Le Premier ministre Nawaf Salam visite une école où les étudiants passent leur examen officiel de baccalauréat à Beyrouth, le 9 juillet 2025. Photo d’illustration Grand Sérail
Dans un communiqué envoyé à ses inscrits et cité par le site el-Nashra, l’Office de secours et de travaux des Nations unies pour les réfugiés palestiniens (Unrwa) s’est réjoui que le ministère de l’Éducation et de l’Enseignement supérieur ait approuvé la délivrance du diplôme du baccalauréat à tous les élèves non libanais ayant réussi les examens officiels de fin d’études scolaires de l’année 2025, même s’ils ne sont pas en mesure de présenter un permis de séjour en cours de validité.
« Cette décision concerne notamment les réfugiés palestiniens venant de Syrie, dans toutes les filières du baccalauréat libanais et des diplômes techniques ou professionnels. Elle résulte des efforts déployés par l’Unrwa pour garantir que ces élèves puissent obtenir leur certificat et poursuivre leur parcours éducatif », a abondé l’agence onusienne.
Contactée, une source à l’Unrwa a confirmé le contenu du communiqué. Elle estime que les réfugiés palestiniens venant de Syrie concernés par la mesure au Liban ne sont que quelques centaines d’élèves. Sur son site, l’Unrwa au Liban affirme fournir des services éducatifs à 39 144 élèves réfugiés palestiniens dans ses 65 écoles, tous âges confondus. La source indique que le nombre actualisé tourne autour de 37 000. Le Haut-Commissariat pour les réfugiés des Nations unies (HCR) fait lui état de 470 000 Syriens en âge d’être scolarisés sur son site.
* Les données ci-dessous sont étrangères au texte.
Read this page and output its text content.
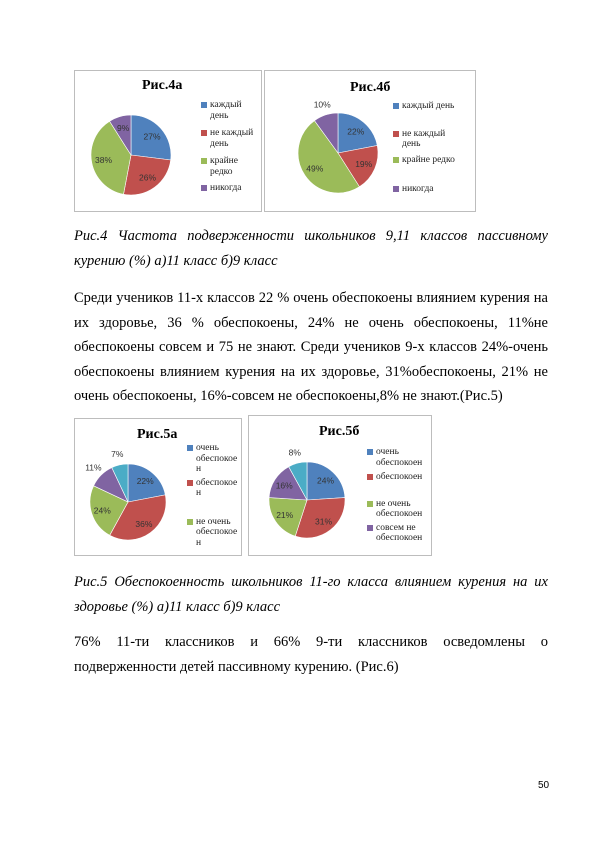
Рис.4а
27%
26%
38%
9%
каждый
день
не каждый
день
крайне
редко
никогда
Рис.4б
22%
19%
49%
10%	каждый день
не каждый
день
крайне редко
никогда
Рис.4 Частота подверженности школьников 9,11 классов пассивному курению (%) а)11 класс б)9 класс
Среди учеников 11-х классов 22 % очень обеспокоены влиянием курения на их здоровье, 36 % обеспокоены, 24% не очень обеспокоены, 11%не обеспокоены совсем и 75 не знают. Среди учеников 9-х классов 24%-очень обеспокоены влиянием курения на их здоровье, 31%обеспокоены, 21% не очень обеспокоены, 16%-совсем не обеспокоены,8% не знают.(Рис.5)
Рис.5а
22%
36%
24%
11%
7%
очень
обеспокое
н
обеспокое
н
не очень
обеспокое
н
Рис.5б
24%
31%
21%
16%
8%	очень
обеспокоен
обеспокоен
не очень
обеспокоен
совсем не
обеспокоен
Рис.5 Обеспокоенность школьников 11-го класса влиянием курения на их здоровье (%) а)11 класс б)9 класс
76% 11-ти классников и 66% 9-ти классников осведомлены о подверженности детей пассивному курению. (Рис.6)
50
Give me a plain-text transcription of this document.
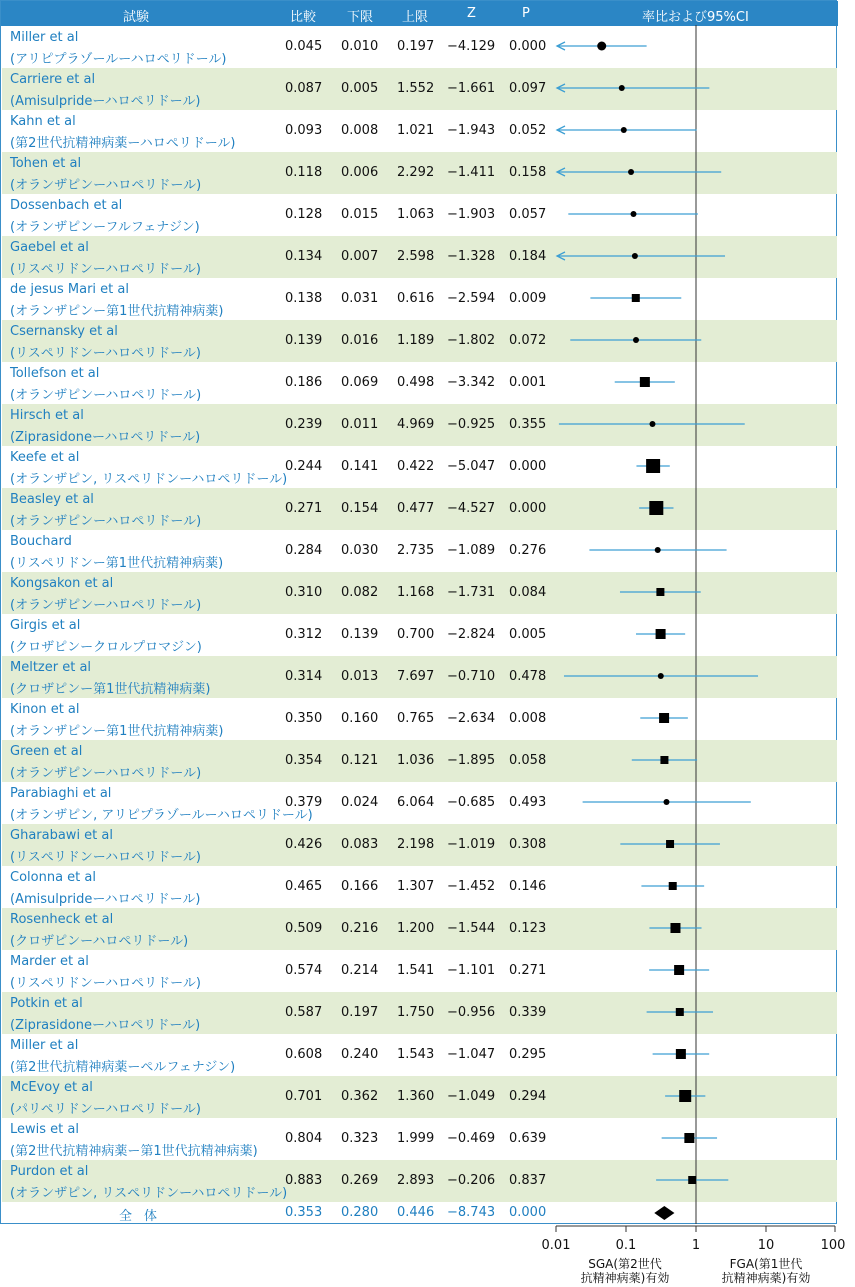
試験	比較 下限 上限	Z	P	率比および95%CI
Miller et al
(アリピプラゾールーハロペリドール)
0.045 0.010 0.197 −4.129 0.000
Carriere et al
(Amisulprideーハロペリドール)
0.087 0.005 1.552 −1.661 0.097
Kahn et al
(第2世代抗精神病薬ーハロペリドール)
0.093 0.008 1.021 −1.943 0.052
Tohen et al
(オランザピンーハロペリドール)
0.118 0.006 2.292 −1.411 0.158
Dossenbach et al
(オランザピンーフルフェナジン)
0.128 0.015 1.063 −1.903 0.057
Gaebel et al
(リスペリドンーハロペリドール)
0.134 0.007 2.598 −1.328 0.184
de jesus Mari et al
(オランザピンー第1世代抗精神病薬)
0.138 0.031 0.616 −2.594 0.009
Csernansky et al
(リスペリドンーハロペリドール)
0.139 0.016 1.189 −1.802 0.072
Tollefson et al
(オランザピンーハロペリドール)
0.186 0.069 0.498 −3.342 0.001
Hirsch et al
(Ziprasidoneーハロペリドール)
0.239 0.011 4.969 −0.925 0.355
Keefe et al
(オランザピン, リスペリドンーハロペリドール)
0.244 0.141 0.422 −5.047 0.000
Beasley et al
(オランザピンーハロペリドール)
0.271 0.154 0.477 −4.527 0.000
Bouchard
(リスペリドンー第1世代抗精神病薬)
0.284 0.030 2.735 −1.089 0.276
Kongsakon et al
(オランザピンーハロペリドール)
0.310 0.082 1.168 −1.731 0.084
Girgis et al
(クロザピンークロルプロマジン)
0.312 0.139 0.700 −2.824 0.005
Meltzer et al
(クロザピンー第1世代抗精神病薬)
0.314 0.013 7.697 −0.710 0.478
Kinon et al
(オランザピンー第1世代抗精神病薬)
0.350 0.160 0.765 −2.634 0.008
Green et al
(オランザピンーハロペリドール)
0.354 0.121 1.036 −1.895 0.058
Parabiaghi et al
(オランザピン, アリピプラゾールーハロペリドール)
0.379 0.024 6.064 −0.685 0.493
Gharabawi et al
(リスペリドンーハロペリドール)
0.426 0.083 2.198 −1.019 0.308
Colonna et al
(Amisulprideーハロペリドール)
0.465 0.166 1.307 −1.452 0.146
Rosenheck et al
(クロザピンーハロペリドール)
0.509 0.216 1.200 −1.544 0.123
Marder et al
(リスペリドンーハロペリドール)
0.574 0.214 1.541 −1.101 0.271
Potkin et al
(Ziprasidoneーハロペリドール)
0.587 0.197 1.750 −0.956 0.339
Miller et al
(第2世代抗精神病薬ーペルフェナジン)
0.608 0.240 1.543 −1.047 0.295
McEvoy et al
(パリペリドンーハロペリドール)
0.701 0.362 1.360 −1.049 0.294
Lewis et al
(第2世代抗精神病薬ー第1世代抗精神病薬)
0.804 0.323 1.999 −0.469 0.639
Purdon et al
(オランザピン, リスペリドンーハロペリドール)
0.883 0.269 2.893 −0.206 0.837
全体	0.353 0.280 0.446 −8.743 0.000
0.01	0.1	1	10	100
SGA(第2世代
抗精神病薬)有効
FGA(第1世代
抗精神病薬)有効
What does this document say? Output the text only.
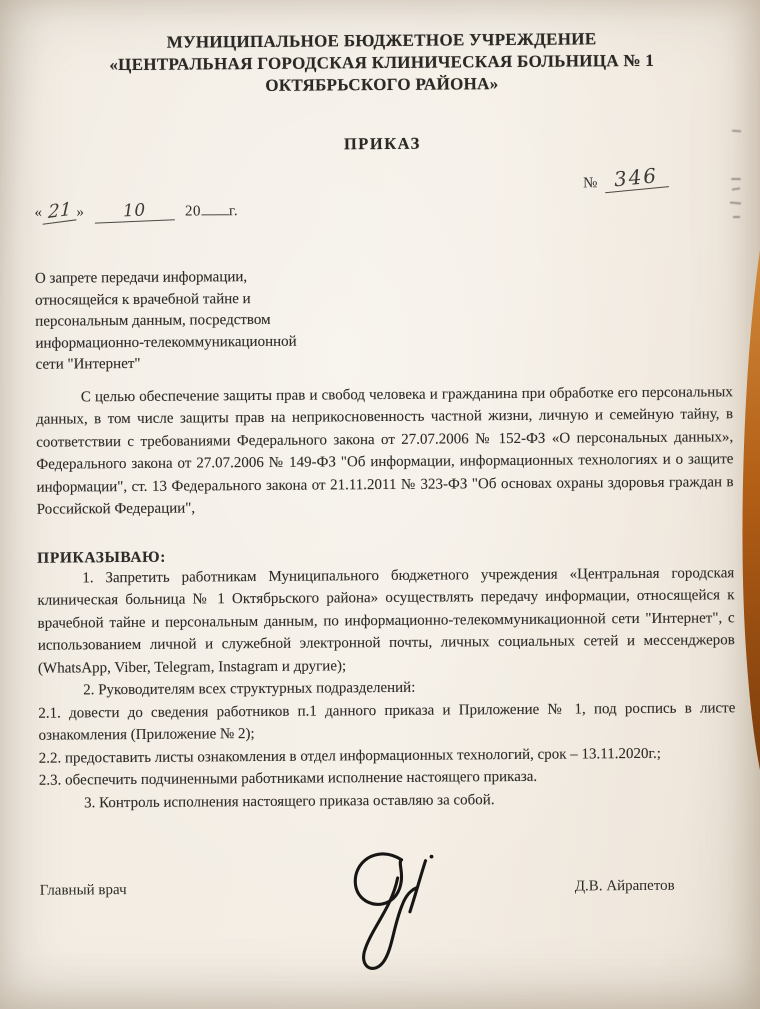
МУНИЦИПАЛЬНОЕ БЮДЖЕТНОЕ УЧРЕЖДЕНИЕ
«ЦЕНТРАЛЬНАЯ ГОРОДСКАЯ КЛИНИЧЕСКАЯ БОЛЬНИЦА № 1
ОКТЯБРЬСКОГО РАЙОНА»
ПРИКАЗ
№ 346
« 21 » 10	20 г.
О запрете передачи информации,
относящейся к врачебной тайне и
персональным данным, посредством
информационно-телекоммуникационной
сети "Интернет"

С целью обеспечение защиты прав и свобод человека и гражданина при обработке его персональных данных, в том числе защиты прав на неприкосновенность частной жизни, личную и семейную тайну, в соответствии с требованиями Федерального закона от 27.07.2006 № 152-ФЗ «О персональных данных», Федерального закона от 27.07.2006 № 149-ФЗ "Об информации, информационных технологиях и о защите информации", ст. 13 Федерального закона от 21.11.2011 № 323-ФЗ "Об основах охраны здоровья граждан в Российской Федерации",

ПРИКАЗЫВАЮ:

1. Запретить работникам Муниципального бюджетного учреждения «Центральная городская клиническая больница № 1 Октябрьского района» осуществлять передачу информации, относящейся к врачебной тайне и персональным данным, по информационно-телекоммуникационной сети "Интернет", с использованием личной и служебной электронной почты, личных социальных сетей и мессенджеров (WhatsApp, Viber, Telegram, Instagram и другие);

2. Руководителям всех структурных подразделений:

2.1. довести до сведения работников п.1 данного приказа и Приложение № 1, под роспись в листе ознакомления (Приложение № 2);

2.2. предоставить листы ознакомления в отдел информационных технологий, срок – 13.11.2020г.;

2.3. обеспечить подчиненными работниками исполнение настоящего приказа.

3. Контроль исполнения настоящего приказа оставляю за собой.

Главный врач	Д.В. Айрапетов
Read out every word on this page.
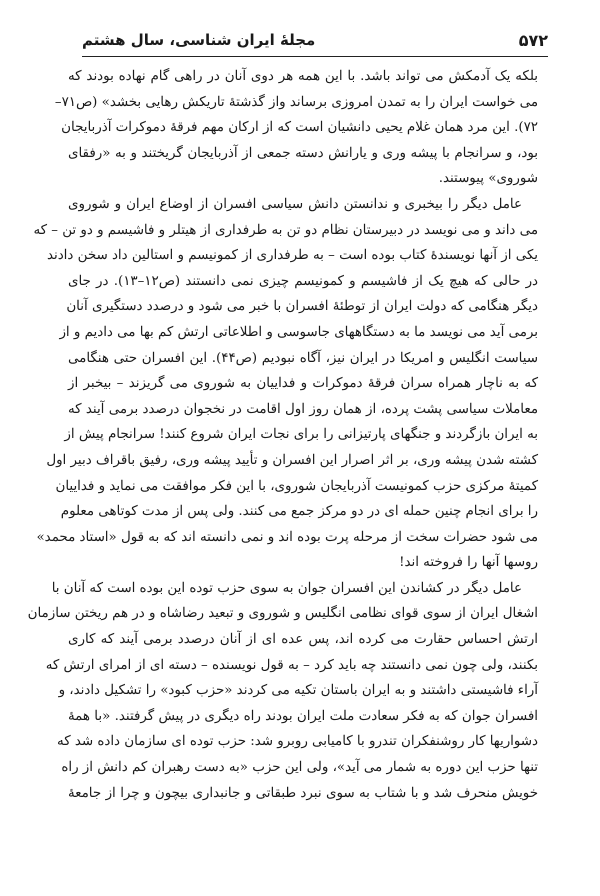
۵۷۲
مجلهٔ ایران شناسی، سال هشتم
بلکه یک آدمکش می تواند باشد. با این همه هر دوی آنان در راهی گام نهاده بودند که
می خواست ایران را به تمدن امروزی برساند واز گذشتهٔ تاریکش رهایی بخشد» (ص۷۱–
۷۲). این مرد همان غلام یحیی دانشیان است که از ارکان مهم فرقهٔ دموکرات آذربایجان
بود، و سرانجام با پیشه وری و یارانش دسته جمعی از آذربایجان گریختند و به «رفقای
شوروی» پیوستند.
عامل دیگر را بیخبری و ندانستن دانش سیاسی افسران از اوضاع ایران و شوروی
می داند و می نویسد در دبیرستان نظام دو تن به طرفداری از هیتلر و فاشیسم و دو تن – که
یکی از آنها نویسندهٔ کتاب بوده است – به طرفداری از کمونیسم و استالین داد سخن دادند
در حالی که هیچ یک از فاشیسم و کمونیسم چیزی نمی دانستند (ص۱۲–۱۳). در جای
دیگر هنگامی که دولت ایران از توطئهٔ افسران با خبر می شود و درصدد دستگیری آنان
برمی آید می نویسد ما به دستگاههای جاسوسی و اطلاعاتی ارتش کم بها می دادیم و از
سیاست انگلیس و امریکا در ایران نیز، آگاه نبودیم (ص۴۴). این افسران حتی هنگامی
که به ناچار همراه سران فرقهٔ دموکرات و فداییان به شوروی می گریزند – بیخبر از
معاملات سیاسی پشت پرده، از همان روز اول اقامت در نخجوان درصدد برمی آیند که
به ایران بازگردند و جنگهای پارتیزانی را برای نجات ایران شروع کنند! سرانجام پیش از
کشته شدن پیشه وری، بر اثر اصرار این افسران و تأیید پیشه وری، رفیق باقراف دبیر اول
کمیتهٔ مرکزی حزب کمونیست آذربایجان شوروی، با این فکر موافقت می نماید و فداییان
را برای انجام چنین حمله ای در دو مرکز جمع می کنند. ولی پس از مدت کوتاهی معلوم
می شود حضرات سخت از مرحله پرت بوده اند و نمی دانسته اند که به قول «استاد محمد»
روسها آنها را فروخته اند!
عامل دیگر در کشاندن این افسران جوان به سوی حزب توده این بوده است که آنان با
اشغال ایران از سوی قوای نظامی انگلیس و شوروی و تبعید رضاشاه و در هم ریختن سازمان
ارتش احساس حقارت می کرده اند، پس عده ای از آنان درصدد برمی آیند که کاری
بکنند، ولی چون نمی دانستند چه باید کرد – به قول نویسنده – دسته ای از امرای ارتش که
آراء فاشیستی داشتند و به ایران باستان تکیه می کردند «حزب کبود» را تشکیل دادند، و
افسران جوان که به فکر سعادت ملت ایران بودند راه دیگری در پیش گرفتند. «با همهٔ
دشواریها کار روشنفکران تندرو با کامیابی روبرو شد: حزب توده ای سازمان داده شد که
تنها حزب این دوره به شمار می آید»، ولی این حزب «به دست رهبران کم دانش از راه
خویش منحرف شد و با شتاب به سوی نبرد طبقاتی و جانبداری بیچون و چرا از جامعهٔ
La mesure à laquelle l’Unrwa fait référence a été actée par une décision du Conseil des ministres datant du 18 septembre 2025 qui est plus large et ne concerne pas uniquement les réfugiés palestiniens, mais tous les étudiants libanais et étrangers qui ont réussi le baccalauréat libanais au terme de l’année scolaire 2024-2025. Le gouvernement autorise par ce texte le ministère de l’Éducation à fournir des attestations de réussite, autrement dit le diplôme du bac, « à tous ceux qui ont réussi leurs examens » officiels après un long argumentaire motivant sa décision.
Réponse à l’instabilité
Pour récupérer leur attestation de réussite au bac passé au Liban, les étudiants libanais ayant changé d’établissements doivent généralement fournir des documents attestant de leur parcours scolaire, fournis par les établissements scolaires et certifiés par le ministère de l’Éducation. En général, on leur demande des documents prouvant leur parcours scolaire, avec des attestations de réussite pour chaque année. Pour les étudiants étrangers, il faut un permis de séjour valide ou tout document émis par l’Unrwa (pour les Palestiniens) ou le HCR (pour les Syriens).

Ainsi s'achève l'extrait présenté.